Yes. BVI BCs are commonly used to hold real estate in multiple jurisdictions. The key advantage is that transferring shares in the BVI holding company may be more tax-efficient than directly transferring the property — depending on the stamp duty, transfer tax, and capital gains rules in the property’s jurisdiction. Legal and tax advice specific to the property’s jurisdiction is always required before structuring real estate through a BVI company.

Yes — entirely legal. The obligation is correct home-country reporting, not avoidance of the structure itself. US persons must file Form 5471 for foreign corporations, FBAR for offshore accounts, and Form 8938 under FATCA. Non-US persons must comply with their home country’s foreign company reporting requirements. Offshore Broker builds every structure for full compliance from day one.
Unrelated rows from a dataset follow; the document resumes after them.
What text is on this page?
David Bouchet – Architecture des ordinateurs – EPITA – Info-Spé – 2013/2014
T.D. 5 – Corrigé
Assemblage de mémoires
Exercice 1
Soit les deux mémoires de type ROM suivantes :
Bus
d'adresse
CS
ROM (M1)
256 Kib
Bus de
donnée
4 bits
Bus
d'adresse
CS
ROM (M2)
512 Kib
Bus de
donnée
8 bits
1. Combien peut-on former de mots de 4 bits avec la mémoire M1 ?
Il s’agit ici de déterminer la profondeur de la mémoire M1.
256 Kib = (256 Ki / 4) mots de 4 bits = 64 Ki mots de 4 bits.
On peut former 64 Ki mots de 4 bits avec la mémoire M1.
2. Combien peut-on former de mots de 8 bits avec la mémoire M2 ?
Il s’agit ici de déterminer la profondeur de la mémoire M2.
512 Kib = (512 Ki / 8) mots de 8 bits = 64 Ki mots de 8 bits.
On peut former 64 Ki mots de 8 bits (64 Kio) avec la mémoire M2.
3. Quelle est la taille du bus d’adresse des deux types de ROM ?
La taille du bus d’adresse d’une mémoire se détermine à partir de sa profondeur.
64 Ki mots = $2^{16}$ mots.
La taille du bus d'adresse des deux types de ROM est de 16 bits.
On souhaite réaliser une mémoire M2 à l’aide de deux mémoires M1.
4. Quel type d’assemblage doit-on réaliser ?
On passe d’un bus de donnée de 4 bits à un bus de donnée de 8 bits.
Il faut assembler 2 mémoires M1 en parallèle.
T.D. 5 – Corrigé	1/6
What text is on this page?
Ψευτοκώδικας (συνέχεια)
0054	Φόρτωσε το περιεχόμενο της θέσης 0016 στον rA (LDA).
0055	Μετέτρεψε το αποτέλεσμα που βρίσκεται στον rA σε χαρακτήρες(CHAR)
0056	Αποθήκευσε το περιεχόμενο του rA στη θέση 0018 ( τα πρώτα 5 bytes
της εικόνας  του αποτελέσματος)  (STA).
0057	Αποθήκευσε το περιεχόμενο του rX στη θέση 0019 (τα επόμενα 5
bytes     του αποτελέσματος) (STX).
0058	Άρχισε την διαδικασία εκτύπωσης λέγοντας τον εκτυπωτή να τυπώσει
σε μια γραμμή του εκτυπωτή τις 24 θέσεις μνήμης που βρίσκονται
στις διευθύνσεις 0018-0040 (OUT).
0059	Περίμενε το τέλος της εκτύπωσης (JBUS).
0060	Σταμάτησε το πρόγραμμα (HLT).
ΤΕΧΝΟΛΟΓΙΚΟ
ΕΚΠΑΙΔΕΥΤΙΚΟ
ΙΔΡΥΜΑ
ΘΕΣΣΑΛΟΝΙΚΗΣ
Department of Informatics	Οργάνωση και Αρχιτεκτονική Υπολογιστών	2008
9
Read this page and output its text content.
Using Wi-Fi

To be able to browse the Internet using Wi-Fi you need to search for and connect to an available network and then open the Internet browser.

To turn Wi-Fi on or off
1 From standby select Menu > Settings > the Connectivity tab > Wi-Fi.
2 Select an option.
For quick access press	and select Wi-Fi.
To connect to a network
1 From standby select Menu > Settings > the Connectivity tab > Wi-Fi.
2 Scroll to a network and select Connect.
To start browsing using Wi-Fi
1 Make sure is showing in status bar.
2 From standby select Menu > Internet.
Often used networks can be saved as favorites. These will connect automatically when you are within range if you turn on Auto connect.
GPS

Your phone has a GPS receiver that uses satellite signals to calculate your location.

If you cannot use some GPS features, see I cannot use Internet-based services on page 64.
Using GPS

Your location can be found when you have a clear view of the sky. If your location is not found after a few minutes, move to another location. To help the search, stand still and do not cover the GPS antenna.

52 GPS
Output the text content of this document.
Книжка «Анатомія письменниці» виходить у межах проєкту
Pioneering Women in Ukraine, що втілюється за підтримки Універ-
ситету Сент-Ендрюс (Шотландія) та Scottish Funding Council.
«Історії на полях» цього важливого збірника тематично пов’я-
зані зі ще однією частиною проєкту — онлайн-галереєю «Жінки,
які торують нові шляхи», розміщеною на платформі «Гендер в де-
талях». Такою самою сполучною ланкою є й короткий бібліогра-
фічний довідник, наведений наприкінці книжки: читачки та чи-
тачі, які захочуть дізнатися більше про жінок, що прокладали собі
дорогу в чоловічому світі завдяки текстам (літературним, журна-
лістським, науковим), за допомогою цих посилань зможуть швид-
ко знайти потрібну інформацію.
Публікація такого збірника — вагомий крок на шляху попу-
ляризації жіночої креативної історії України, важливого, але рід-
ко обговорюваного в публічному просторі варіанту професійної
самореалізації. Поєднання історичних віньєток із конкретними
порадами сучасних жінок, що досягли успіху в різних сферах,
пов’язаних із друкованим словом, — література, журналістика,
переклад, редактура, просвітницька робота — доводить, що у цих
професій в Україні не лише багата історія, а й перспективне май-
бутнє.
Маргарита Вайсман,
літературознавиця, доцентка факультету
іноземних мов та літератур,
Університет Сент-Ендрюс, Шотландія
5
BVI Business Company formation typically completes within three to five business days of KYC clearance. Our direct registered agent relationships provide faster processing than providers working through intermediaries. Bank account opening takes a further four to eight weeks.

A standalone BVI Business Company starts at $1,200, inclusive of all government registration fees and first-year registered agent costs. Annual maintenance runs approximately $1,500–2,500 per year. A BVI BC with offshore bank account starts at $2,200. For a full structure including a trust, costs depend on the trust jurisdiction chosen — we provide itemised quotes before you commit.